Let's park out outrage on that until we know more about what it proposed.
Meanwhile I have thinking about yesterday's report from Business Insider that
"Tom Pitfield, a data analytics expert and childhood friend of Canadian Prime Minister Trudeau, is helping Cable with party reforms which will be unveiled at the Lib Dem autumn conference."I am all for learning from abroad, even if the ghost of Ryan Coetzee flaps ineffectually over the idea after our recent experiences.
But what struck me about the new approach Cable revealed:
"Essentially, they decided it was about opening the doors, ceasing to be an inward-looking, membership club and broadening out. Tom Pitfield is currently advising me on how best to use their ideas."was that I had seen it somewhere before.
And the place I had seen it was the old Liberal Party.
Where we had active local parties there was typically a wider circle of supporters who were not members of the party. They might come to social events or deliver Focus in their street.
Here in Harborough we even had someone who had become disaffected from the local branch but would still appear from nowhere and run the committee room on polling day for a candidate he liked.
And I have read - it may have been in his memoirs - that when Paddy Ashdown was starting out in Yeovil the meetings of the local party were great because all sorts of interesting people would turn up.

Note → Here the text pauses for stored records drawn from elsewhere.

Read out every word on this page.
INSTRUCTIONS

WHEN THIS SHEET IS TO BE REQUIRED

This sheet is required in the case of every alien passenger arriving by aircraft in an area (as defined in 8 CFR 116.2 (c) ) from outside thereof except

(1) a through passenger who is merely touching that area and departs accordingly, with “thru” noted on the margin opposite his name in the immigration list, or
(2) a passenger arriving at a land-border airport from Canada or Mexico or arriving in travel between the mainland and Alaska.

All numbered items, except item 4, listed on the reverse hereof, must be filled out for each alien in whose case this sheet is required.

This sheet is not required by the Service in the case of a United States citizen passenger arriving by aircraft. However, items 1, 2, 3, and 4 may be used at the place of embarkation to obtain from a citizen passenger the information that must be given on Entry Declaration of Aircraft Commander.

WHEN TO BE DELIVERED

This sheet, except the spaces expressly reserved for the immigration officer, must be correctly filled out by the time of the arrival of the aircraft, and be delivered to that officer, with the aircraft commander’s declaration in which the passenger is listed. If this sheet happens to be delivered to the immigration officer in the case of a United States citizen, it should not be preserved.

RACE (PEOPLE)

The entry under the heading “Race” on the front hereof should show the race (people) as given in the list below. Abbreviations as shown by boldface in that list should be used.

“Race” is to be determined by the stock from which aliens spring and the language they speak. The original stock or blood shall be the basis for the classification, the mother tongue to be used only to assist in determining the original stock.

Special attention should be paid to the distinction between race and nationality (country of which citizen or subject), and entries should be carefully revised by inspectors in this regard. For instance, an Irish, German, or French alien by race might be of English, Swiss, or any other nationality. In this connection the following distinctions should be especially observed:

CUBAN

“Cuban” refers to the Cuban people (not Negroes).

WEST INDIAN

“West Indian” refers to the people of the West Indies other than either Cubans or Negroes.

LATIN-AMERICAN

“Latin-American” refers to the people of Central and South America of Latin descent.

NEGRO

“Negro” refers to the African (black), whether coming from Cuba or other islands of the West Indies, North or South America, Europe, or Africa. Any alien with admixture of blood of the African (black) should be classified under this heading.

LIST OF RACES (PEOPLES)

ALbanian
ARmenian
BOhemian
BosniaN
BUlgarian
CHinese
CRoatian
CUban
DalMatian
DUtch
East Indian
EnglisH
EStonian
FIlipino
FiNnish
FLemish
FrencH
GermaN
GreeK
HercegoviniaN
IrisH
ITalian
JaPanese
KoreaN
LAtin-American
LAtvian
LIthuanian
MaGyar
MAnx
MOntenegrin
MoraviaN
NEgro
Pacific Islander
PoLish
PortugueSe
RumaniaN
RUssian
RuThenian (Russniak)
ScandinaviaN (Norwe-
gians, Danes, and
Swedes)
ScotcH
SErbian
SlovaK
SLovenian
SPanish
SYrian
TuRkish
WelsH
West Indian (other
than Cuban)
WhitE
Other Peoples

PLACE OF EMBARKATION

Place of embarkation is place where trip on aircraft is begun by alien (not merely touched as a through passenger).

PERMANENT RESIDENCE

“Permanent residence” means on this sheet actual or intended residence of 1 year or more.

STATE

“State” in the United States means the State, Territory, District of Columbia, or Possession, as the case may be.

All that sounds to me just what a political party should be like.
Then came merger with SDP. We were told that the Liberal approach was hopelessly old fashioned and that what the new party needed was a centralised membership.

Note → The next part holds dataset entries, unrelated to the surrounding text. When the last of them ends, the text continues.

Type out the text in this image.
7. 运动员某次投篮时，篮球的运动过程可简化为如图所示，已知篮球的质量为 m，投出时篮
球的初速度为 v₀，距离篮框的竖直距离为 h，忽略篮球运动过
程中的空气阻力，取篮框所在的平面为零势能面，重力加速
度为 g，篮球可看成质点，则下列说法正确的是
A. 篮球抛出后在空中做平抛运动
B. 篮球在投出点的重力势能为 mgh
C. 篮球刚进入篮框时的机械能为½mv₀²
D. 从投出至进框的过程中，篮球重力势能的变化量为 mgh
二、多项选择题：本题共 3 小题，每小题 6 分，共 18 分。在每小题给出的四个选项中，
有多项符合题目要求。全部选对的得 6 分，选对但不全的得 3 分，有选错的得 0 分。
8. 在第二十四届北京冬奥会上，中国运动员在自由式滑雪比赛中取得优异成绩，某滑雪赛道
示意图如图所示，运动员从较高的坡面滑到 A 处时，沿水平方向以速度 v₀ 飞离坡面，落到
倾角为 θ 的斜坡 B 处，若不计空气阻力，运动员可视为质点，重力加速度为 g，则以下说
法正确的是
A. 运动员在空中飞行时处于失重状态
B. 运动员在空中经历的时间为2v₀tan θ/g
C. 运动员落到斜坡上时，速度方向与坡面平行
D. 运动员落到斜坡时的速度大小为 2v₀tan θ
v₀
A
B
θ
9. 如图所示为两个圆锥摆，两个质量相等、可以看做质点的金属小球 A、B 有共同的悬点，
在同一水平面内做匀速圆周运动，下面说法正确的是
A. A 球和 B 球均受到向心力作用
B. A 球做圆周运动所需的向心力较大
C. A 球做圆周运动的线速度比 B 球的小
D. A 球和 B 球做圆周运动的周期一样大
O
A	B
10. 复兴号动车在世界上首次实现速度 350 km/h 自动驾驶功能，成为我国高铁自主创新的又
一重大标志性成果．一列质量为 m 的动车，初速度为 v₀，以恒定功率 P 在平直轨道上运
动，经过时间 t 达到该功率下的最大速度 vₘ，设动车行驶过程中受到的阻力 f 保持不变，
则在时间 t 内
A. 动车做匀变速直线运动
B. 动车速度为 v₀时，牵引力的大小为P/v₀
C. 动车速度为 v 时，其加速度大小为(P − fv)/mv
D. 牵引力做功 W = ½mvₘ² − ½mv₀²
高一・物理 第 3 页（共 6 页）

The Liberal Democrats have been operating with that model ever since.
Merger was a long time ago, but then I suppose one of the compensations of getting older is that you can smile at irony or feel a comforting sense of familiarity as debates you remember eventually come round again.
So maybe the old Liberal model had something to be said for it after all?

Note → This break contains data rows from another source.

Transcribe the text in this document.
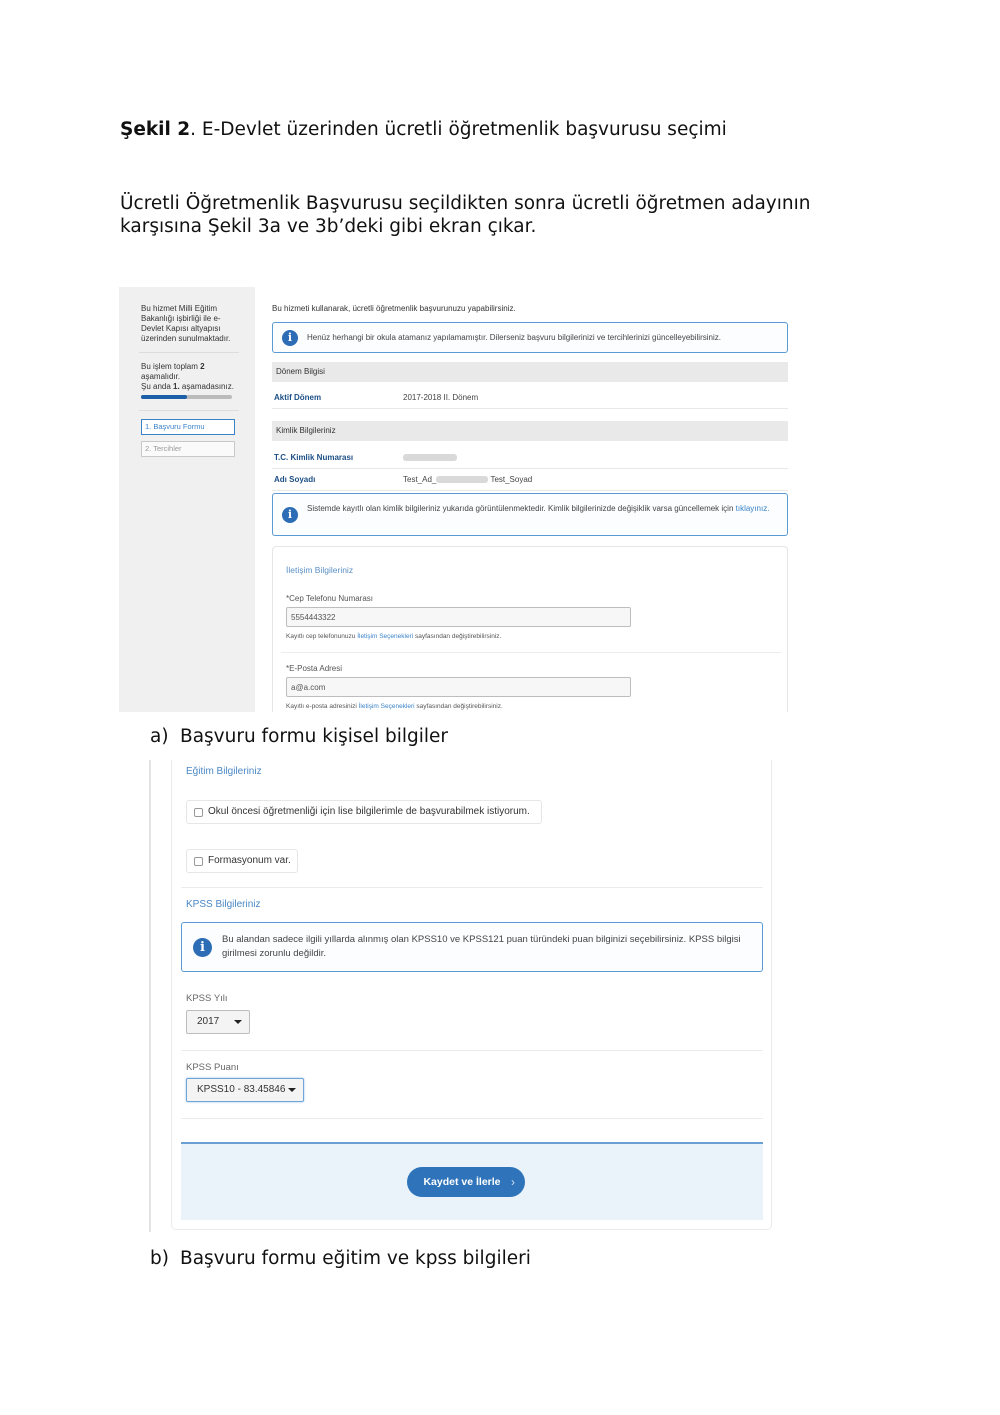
Şekil 2. E-Devlet üzerinden ücretli öğretmenlik başvurusu seçimi
Ücretli Öğretmenlik Başvurusu seçildikten sonra ücretli öğretmen adayının karşısına Şekil 3a ve 3b’deki gibi ekran çıkar.
Bu hizmet Milli Eğitim Bakanlığı işbirliği ile e-Devlet Kapısı altyapısı üzerinden sunulmaktadır.
Bu işlem toplam 2 aşamalıdır.
Şu anda 1. aşamadasınız.
1. Başvuru Formu
2. Tercihler
Bu hizmeti kullanarak, ücretli öğretmenlik başvurunuzu yapabilirsiniz.
i	Henüz herhangi bir okula atamanız yapılamamıştır. Dilerseniz başvuru bilgilerinizi ve tercihlerinizi güncelleyebilirsiniz.
Dönem Bilgisi
Aktif Dönem	2017-2018 II. Dönem
Kimlik Bilgileriniz
T.C. Kimlik Numarası
Adı Soyadı	Test_Ad_	Test_Soyad
i	Sistemde kayıtlı olan kimlik bilgileriniz yukarıda görüntülenmektedir. Kimlik bilgilerinizde değişiklik varsa güncellemek için tıklayınız.
İletişim Bilgileriniz
*Cep Telefonu Numarası
5554443322
Kayıtlı cep telefonunuzu İletişim Seçenekleri sayfasından değiştirebilirsiniz.
*E-Posta Adresi
a@a.com
Kayıtlı e-posta adresinizi İletişim Seçenekleri sayfasından değiştirebilirsiniz.
a) Başvuru formu kişisel bilgiler
Eğitim Bilgileriniz
Okul öncesi öğretmenliği için lise bilgilerimle de başvurabilmek istiyorum.
Formasyonum var.
KPSS Bilgileriniz
i
Bu alandan sadece ilgili yıllarda alınmış olan KPSS10 ve KPSS121 puan türündeki puan bilginizi seçebilirsiniz. KPSS bilgisi girilmesi zorunlu değildir.
KPSS Yılı
2017
KPSS Puanı
KPSS10 - 83.45846
Kaydet ve İlerle ›
b) Başvuru formu eğitim ve kpss bilgileri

Centralised membership systems make it much more difficult to rig local party memberships for the purpose of getting selected (e.g. as a PPC). I know from personal experience of membership rigging in the old Liberal Party. A PPC, who shall remain nameless, signed up a large number of members as "family members", that is one membership fee was paid for the entire family but they had a vote each in the selection. The following year they all disappeared again but Liberal Party HQ wanted payment for the total number of members, even though the local Party had received much less money than they were being asked to pay out. A close friend of mine, now sadly deceased, had to go up to HQ to sort it out, but no action was taken against the PPC concerned by the Liberal Party.